Choose a topic & define the research question

You want to define the primary research topic that you're looking to expand your understanding on. Think about what your stakeholders need or want to know? Are there any broad or specific topics or things you need to focus on?

Step 2

Select & Assess Relevant Data Sources

When you're looking at data sources, be honest and assess the quality of your sources. Some questions you should ask yourself to assess quality are:

  • Who is the primary audience for this work?
  • Why was this work done?
  • Who did this work and what is their relationship to the data/topic/subject?
  • When was this work done?
  • Can you see credible sources or references listed?
  • Are there any results that are contradictory across sources?

Think about using both external and internal sources. External resources include things like Google Scholar, Medium, podcasts, research communities, Slack groups, YouTube, or market research reports. Internal resources to consider reviewing include user logs, past research reports, past research highlights, raw data from past studies, or past business or financial reports.

Step 3

Filter What you Read & Take Notes

When you skim a resource, think about putting them into one of three buckets: ignore completely, read quickly, and read completely. You can maximize your limited time and attention by reviewing only a handful of resources or documents closely.
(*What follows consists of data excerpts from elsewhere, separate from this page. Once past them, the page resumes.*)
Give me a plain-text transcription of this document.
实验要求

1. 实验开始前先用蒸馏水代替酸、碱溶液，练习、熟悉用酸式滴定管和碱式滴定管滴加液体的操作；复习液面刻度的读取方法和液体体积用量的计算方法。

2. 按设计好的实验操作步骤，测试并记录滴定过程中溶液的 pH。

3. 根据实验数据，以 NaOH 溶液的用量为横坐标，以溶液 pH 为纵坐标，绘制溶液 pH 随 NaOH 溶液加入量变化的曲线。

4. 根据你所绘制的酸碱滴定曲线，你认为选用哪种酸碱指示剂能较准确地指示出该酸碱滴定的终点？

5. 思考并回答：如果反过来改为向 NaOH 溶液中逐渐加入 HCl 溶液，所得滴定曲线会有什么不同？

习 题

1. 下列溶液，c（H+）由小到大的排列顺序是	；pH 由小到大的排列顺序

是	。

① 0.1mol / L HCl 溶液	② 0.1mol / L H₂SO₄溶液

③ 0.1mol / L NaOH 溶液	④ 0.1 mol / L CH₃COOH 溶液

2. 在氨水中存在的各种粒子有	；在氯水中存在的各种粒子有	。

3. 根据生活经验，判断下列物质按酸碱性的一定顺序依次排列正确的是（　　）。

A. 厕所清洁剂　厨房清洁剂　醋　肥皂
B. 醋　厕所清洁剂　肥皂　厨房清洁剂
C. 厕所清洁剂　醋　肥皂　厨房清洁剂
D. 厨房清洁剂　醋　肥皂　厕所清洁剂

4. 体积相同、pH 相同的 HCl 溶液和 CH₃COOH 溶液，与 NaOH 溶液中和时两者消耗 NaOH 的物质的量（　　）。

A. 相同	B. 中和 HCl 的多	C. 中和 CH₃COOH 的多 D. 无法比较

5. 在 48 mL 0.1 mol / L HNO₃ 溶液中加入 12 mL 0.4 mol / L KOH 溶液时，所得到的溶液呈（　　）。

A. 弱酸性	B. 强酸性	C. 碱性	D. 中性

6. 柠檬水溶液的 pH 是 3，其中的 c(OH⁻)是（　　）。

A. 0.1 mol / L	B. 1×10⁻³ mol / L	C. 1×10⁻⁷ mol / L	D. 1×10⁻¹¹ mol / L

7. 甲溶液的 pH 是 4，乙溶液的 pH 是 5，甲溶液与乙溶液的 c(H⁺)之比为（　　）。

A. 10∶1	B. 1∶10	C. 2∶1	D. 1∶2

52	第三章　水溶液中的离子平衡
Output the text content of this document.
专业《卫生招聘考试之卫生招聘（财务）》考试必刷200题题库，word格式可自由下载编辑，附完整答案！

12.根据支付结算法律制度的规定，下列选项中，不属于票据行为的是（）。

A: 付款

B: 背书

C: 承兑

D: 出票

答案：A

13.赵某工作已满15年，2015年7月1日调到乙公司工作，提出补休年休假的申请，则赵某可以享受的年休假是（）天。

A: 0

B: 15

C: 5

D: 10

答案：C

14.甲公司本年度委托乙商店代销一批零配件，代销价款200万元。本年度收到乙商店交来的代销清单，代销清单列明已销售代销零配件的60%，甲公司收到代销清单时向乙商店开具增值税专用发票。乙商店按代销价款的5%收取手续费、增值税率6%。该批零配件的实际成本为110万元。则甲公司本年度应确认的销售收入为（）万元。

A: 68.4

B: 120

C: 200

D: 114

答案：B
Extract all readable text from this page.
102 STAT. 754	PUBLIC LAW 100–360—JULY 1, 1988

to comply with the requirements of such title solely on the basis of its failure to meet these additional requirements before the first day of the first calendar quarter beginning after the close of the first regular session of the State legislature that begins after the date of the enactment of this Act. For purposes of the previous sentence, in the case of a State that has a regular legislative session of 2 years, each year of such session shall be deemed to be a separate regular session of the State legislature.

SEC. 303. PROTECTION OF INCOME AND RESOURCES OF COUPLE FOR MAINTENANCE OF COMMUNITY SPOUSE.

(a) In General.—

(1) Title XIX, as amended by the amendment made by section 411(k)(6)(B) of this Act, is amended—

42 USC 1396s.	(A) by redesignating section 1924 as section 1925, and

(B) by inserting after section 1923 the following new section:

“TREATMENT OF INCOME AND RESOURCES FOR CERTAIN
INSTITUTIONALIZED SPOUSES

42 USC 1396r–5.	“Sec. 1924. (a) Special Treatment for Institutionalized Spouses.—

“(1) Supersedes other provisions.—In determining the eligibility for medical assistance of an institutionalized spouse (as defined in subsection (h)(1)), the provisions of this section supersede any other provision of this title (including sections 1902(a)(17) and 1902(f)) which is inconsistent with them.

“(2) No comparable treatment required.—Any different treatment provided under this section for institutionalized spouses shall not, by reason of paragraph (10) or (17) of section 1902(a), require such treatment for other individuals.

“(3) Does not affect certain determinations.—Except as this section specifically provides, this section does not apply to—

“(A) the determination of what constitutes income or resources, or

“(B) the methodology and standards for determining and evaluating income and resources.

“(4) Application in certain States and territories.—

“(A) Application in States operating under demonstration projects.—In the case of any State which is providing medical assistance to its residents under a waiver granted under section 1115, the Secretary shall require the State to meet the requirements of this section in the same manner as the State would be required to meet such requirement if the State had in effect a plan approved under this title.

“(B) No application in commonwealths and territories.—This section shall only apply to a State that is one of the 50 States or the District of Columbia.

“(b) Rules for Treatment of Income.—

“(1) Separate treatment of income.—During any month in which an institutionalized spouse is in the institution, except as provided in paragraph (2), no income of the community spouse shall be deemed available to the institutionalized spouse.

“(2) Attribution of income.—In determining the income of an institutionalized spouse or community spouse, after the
Create a spreadsheet or document to keep track of the following:

  • Date completed
  • Source (name, hyperlink, description, etc.)
  • Study or data purpose
  • Study type (qual/quant/mixed)
  • Participants (sample size, demographics, sampling techniques, etc.)
  • Method(s) used
  • Findings (high-level findings and those relevant to your research)
  • Notes (a place to keep your thoughts about each source or finding in one place)

Step 4

Review and Make Sense of What You’ve Read

When reviewing, don't just summarize what you're reading but synthesize it. What does the data suggest? What patterns are ongoing? Where are the knowledge gaps? What do you know now? For more help, check out this great article from User Interviews.

(Optional) Step 5

Share What You’ve Learned

If you do want to share out your work, make it easy for stakeholders by only including 5-7 relevant insights you've learned. Make sure to include insights that come from several credible sources.